Sin embargo, ¿cuál era el propósito de atraparlos en este laberinto? ¿Podría Samson estar planeando matarlos de hambre? Harlee lo dudaba. Había dejado un equipo afuera. Si su equipo no la veía salir, seguramente destruirían el mecanismo por la fuerza. Tal acción dejaría a Samson sin posibilidad de escapar.
Harlee especuló que el mecanismo podría ser más complejo de lo que parecía, posiblemente impermeable a la fuerza externa. Con esto en mente, continuó explorando cada pared a mano. De repente, sus dedos encontraron un punto de flexión. Al presionarlo, descubrió que la pared podía deslizarse.
Sin embargo, tan pronto como movió la pared, las luces de esa sección se apagaron, oscureciendo su camino. Sus opciones eran arriesgarse a avanzar o quedarse donde estaba.
Harlee cerró los ojos y se acarició el estómago: «Cariño, mamá va a arriesgarse. Vas a ser valiente, ¿verdad?».
Luego volvió a empujar la pared con la mano libre. Un chasquido indicó que la pared estaba completamente extendida, y comenzó a buscar otras paredes móviles. Avanzó con persistencia.
Por extraño que parezca, incluso después de mover varias paredes, no se había encontrado con nadie más. Esto sugería que el camino podía conducir directamente al exterior o a un centro de control.
La esperanza surgió en Harlee, estimulándola a moverse más rápido.
Por fin, el aire a su alrededor se sintió menos sofocante y las luces volvieron a encenderse. Harlee se dio cuenta de la suerte que tenía. Este camino conducía efectivamente a la sala de control.

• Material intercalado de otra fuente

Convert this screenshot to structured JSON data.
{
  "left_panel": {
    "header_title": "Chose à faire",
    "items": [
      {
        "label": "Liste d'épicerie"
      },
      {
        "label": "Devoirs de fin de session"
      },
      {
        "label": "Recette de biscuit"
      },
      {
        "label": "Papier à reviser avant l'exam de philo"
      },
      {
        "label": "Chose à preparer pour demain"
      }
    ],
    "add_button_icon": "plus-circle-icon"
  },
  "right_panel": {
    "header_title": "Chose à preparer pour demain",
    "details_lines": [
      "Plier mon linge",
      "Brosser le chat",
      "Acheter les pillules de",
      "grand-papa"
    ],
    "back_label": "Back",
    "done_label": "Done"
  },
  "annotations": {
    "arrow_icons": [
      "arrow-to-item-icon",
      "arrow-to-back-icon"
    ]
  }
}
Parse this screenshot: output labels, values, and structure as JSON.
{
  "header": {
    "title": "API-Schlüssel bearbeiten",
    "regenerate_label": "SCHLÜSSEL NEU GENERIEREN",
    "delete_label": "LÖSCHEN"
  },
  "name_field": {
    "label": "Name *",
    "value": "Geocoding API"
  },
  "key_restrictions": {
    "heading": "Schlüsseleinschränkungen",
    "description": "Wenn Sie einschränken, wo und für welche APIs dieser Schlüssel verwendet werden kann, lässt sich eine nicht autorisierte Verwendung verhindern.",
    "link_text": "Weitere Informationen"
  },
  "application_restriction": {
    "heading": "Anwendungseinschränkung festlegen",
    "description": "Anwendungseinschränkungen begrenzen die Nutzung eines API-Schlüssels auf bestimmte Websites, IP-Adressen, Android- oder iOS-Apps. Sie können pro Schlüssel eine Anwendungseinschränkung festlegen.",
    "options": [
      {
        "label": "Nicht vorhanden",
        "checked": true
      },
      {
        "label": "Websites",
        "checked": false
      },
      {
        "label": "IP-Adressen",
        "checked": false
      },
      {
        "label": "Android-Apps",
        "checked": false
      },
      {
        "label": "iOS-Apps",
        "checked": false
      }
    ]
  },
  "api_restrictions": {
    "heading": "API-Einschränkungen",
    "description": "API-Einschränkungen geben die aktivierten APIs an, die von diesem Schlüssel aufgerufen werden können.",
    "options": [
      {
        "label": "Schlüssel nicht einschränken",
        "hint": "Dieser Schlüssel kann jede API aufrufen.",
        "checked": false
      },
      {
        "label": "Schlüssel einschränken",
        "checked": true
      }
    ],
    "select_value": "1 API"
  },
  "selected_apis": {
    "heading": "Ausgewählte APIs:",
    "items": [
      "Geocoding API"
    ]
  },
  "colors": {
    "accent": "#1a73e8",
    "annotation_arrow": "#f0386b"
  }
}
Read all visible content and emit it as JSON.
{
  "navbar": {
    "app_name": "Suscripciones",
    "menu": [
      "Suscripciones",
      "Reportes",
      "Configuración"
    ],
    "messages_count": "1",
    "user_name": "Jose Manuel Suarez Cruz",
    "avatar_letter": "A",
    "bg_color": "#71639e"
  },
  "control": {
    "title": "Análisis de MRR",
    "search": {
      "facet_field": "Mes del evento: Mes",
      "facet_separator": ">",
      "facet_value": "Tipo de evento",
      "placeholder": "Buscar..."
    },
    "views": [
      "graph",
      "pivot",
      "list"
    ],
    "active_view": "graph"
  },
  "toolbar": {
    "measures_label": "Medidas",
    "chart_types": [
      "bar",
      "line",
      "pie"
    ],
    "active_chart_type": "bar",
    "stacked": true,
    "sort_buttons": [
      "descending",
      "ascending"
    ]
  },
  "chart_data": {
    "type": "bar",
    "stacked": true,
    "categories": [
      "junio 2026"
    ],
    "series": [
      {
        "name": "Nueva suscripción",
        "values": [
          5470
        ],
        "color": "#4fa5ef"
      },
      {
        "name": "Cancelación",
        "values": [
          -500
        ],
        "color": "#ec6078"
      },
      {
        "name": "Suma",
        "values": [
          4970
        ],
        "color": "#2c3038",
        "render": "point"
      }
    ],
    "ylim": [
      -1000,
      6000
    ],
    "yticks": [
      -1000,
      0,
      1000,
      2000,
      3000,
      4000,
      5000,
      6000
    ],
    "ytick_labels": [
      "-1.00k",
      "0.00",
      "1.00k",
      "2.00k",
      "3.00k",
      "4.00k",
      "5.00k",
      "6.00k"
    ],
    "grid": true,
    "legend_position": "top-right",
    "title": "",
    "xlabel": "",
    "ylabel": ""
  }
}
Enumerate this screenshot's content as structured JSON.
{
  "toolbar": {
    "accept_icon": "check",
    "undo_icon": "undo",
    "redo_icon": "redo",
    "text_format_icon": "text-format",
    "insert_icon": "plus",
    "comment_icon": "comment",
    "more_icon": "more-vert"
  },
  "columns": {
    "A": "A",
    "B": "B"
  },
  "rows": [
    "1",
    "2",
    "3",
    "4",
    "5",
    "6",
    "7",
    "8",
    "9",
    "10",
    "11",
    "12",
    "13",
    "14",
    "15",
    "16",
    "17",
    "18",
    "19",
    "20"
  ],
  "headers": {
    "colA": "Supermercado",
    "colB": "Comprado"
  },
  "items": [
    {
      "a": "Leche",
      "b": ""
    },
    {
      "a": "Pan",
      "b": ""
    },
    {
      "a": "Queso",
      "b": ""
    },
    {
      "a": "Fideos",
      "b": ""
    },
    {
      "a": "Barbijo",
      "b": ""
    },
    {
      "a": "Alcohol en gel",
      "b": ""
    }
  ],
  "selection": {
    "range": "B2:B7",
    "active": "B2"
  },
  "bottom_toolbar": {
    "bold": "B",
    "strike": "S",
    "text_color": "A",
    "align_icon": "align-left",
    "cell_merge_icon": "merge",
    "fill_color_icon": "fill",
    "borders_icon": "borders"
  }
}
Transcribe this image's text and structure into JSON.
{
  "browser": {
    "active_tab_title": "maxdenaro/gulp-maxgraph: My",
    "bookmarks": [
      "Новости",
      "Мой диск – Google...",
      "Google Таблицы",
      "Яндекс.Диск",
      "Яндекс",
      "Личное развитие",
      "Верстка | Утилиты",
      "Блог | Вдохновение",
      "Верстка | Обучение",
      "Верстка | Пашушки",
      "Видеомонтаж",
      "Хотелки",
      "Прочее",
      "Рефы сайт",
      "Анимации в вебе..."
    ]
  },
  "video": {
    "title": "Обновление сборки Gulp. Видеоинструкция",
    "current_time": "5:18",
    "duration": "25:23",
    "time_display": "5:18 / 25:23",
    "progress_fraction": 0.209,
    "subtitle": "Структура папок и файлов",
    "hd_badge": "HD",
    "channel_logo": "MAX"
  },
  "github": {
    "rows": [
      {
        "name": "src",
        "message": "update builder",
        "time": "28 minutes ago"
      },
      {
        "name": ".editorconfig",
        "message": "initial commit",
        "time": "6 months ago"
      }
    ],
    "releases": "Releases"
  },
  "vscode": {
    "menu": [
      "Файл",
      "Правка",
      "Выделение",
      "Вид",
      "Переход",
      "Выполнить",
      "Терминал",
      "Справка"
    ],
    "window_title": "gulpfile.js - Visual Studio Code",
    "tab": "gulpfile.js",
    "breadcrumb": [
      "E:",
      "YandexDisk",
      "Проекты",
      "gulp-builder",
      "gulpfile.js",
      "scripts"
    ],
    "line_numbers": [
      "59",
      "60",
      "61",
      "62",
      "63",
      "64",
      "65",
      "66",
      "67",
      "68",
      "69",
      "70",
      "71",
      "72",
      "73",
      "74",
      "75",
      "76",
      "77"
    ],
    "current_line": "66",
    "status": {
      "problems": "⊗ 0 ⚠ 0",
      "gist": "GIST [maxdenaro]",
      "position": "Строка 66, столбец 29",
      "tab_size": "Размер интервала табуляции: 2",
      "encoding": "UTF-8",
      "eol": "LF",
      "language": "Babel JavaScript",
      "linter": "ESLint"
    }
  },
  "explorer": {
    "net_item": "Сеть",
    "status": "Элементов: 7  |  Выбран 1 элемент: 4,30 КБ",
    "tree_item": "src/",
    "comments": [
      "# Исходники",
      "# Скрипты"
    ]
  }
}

Entró en un área de cincuenta metros cuadrados adornada con numerosas pantallas que mostraban varias secciones del laberinto. Algunas pantallas mostraban espacios vacíos, mientras que otras mostraban grupos de dos o tres personas.
Una ola de alivio se apoderó de Harlee. Se acarició tiernamente el vientre, con una suave sonrisa en los labios. «Cariño, realmente eres mi amuleto de la suerte».
Harlee había estado al lado de Rhys hasta que el atacante se abalanzó sobre ellos. Rhys rápidamente la empujó hacia su lado, haciendo que ella tropezara hacia delante. Para su sorpresa, este movimiento accidental la llevó directamente hacia la sala de control. ¡Se dio cuenta de lo afortunada que había sido esta vez! Creía que Samson probablemente estaba saliendo.
Como esperaba, la silueta de Samson apareció en uno de los monitores. Se detuvo en el último momento, apoyándose en la pared como si estuviera absorto en sus pensamientos.